Sie ist genau wie Fero kurdischer Abstammung und seit kurzem mit Aziz, einem seiner besten Freunde, zusammen.

"Hallo Luana Süße, wie geht's?", begrüßt sie mich herzlich.

"Ist okay", gebe ich zurück und löffele ein wenig von dem Milchschaum in meinen Mund.

"Nur okay?", hakt sie aufmerksam nach.

"Ich habe heute mit Fero Schluss gemacht", gebe ich zu und bemerke selbst, wie wahnsinnig schwer mir diese Worte über die Lippen kommen.

"Hä? Wieso das denn?"

"Ich weiß nicht, ich habe mich irgendwie so eingeengt gefühlt. Er war immer so eifersüchtig und dominant und irgendwie hatte ich das Gefühl, was zu verpassen", versuche ich ihr meine Gründe zu erklären.

"Ja, normal ist der eifersüchtig, Schatz, was hast du erwartet? Der ist Kurde! Und du siehst Bombe aus. Ist doch normal, dass er eifersüchtig ist. Aber er hat dir doch nie was verboten. Du darfst doch immer feiern gehen und dich freizügig anziehen und so. Meine Brüder würden ihren Freundinnen das nicht erlauben, sie hassen das ja schon bei mir."

Leise seufze ich. "Keine Ahnung, echt", murmel ich verzweifelt. Mittlerweile frage ich mich schon selbst, was ich mir dabei gedacht habe.

"Naja, ich muss das ja nicht verstehen. Hauptsache du bist glücklich", lenkt meine Freundin beschwichtigend ein.

Nicht wirklich. In diesem Moment bin ich eigentlich eher unglücklicher als vorher.

"Wie auch immer. Berry, wann wollen wir uns heute Abend treffen?", lenke ich von dem unangenehmen Thema ab.

"Ich hole dich um 20 Uhr ab, ja?", bietet sie an. "Okay, danke", erwidere ich. "Zula sammele ich dann direkt auf dem Weg ein." "Perfekt. Dann bis später."
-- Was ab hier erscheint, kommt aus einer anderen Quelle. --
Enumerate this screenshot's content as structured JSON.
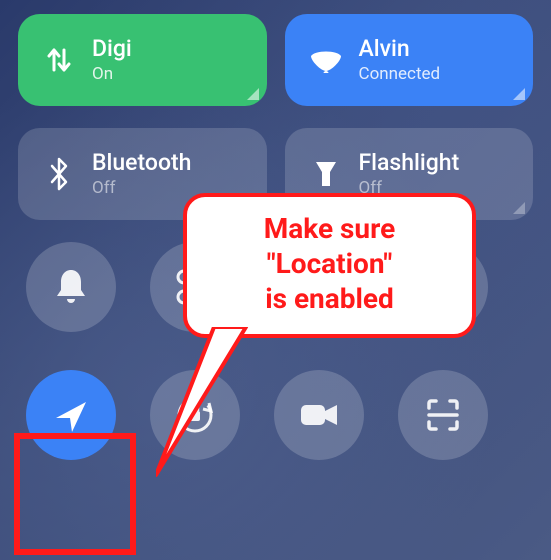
{
  "tiles": {
    "mobile_data": {
      "title": "Digi",
      "status": "On"
    },
    "wifi": {
      "title": "Alvin",
      "status": "Connected"
    },
    "bluetooth": {
      "title": "Bluetooth",
      "status": "Off"
    },
    "flashlight": {
      "title": "Flashlight",
      "status": "Off"
    }
  },
  "callout": {
    "line1": "Make sure",
    "line2": "\"Location\"",
    "line3": "is enabled"
  },
  "colors": {
    "highlight": "#ff1a1a",
    "active": "#3b82f6",
    "success": "#38c172"
  }
}
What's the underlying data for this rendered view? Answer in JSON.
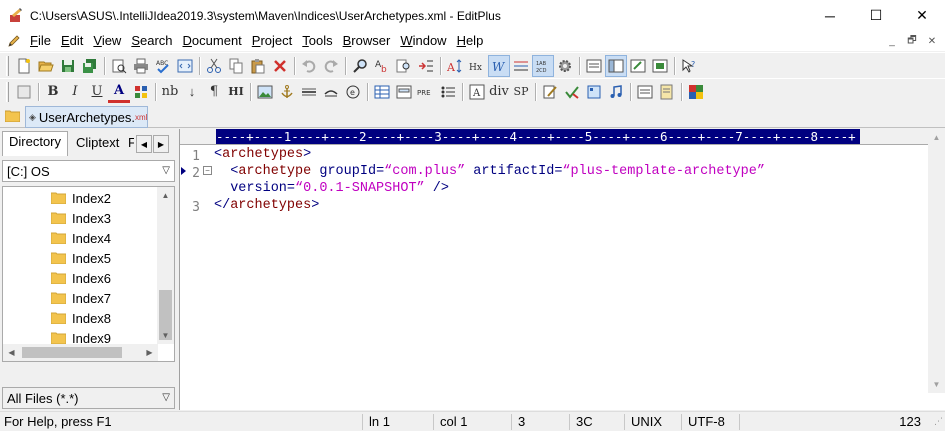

Irgendwann ist es 19 Uhr und ich habe mir noch immer kein Outfit rausgesucht, ich war noch nicht mal duschen. Stattdessen habe ich den ganzen Nachmittag auf der Couch vor mich hin vegetiert und jede erdenkliche Instagram Story gesehen,  die ich finden konnte.

Gelangweilt aktualisiere ich die Startseite zum tausendsten Mal an diesem Tag, als plötzlich ein leuchtender Kreis eine neue Story signalisiert.

Unter dem winzig kleinen runden Profilbild des schönen Mannes mit dem gepflegten schwarzen Bart, den tätowierten Armen und der Snapback steht in schwarzen Druckbuchstaben "fero62". Es dauert gute zehn Minuten bis ich mich dazu überwinden kann auf den bunten Kreis zu klicken, nachdem ich ihn nur hypnotisiert habe.

Fero hat einen Boomerang aus einer Shishabar gepostet, vermutlich die Hookah Lounge in der Innenstadt, wo er oft seine Zeit verbringt, und seine vier engsten Freunde darauf markiert. Aziz, Khaled, Memo und Bilal.

Ich schaue das kurze Video wieder und wieder an und untersuche es fieberhaft auf jeden kleinsten Hinweis.

Ist er glücklich?

Bin ich ihm so schnell egal geworden?

Chillt er jetzt schon mit irgendwelchen anderen Weibern?

Außer Aziz, der ja mit meiner Freundin zusammen ist, sind die anderen drei Jungs alle Single und keiner von ihnen lässt was anbrennen.

So war auch Fero und so wird er wieder sein.

Der Gedanke daran, wie er ein anderes Mädchen küsst oder sie auch nur so ansieht wie mich, macht mich krank.

Ich schüttele mich und stehe ruckartig auf.

Das muss aufhören. Es war meine Entscheidung und ich hatte meine Gründe.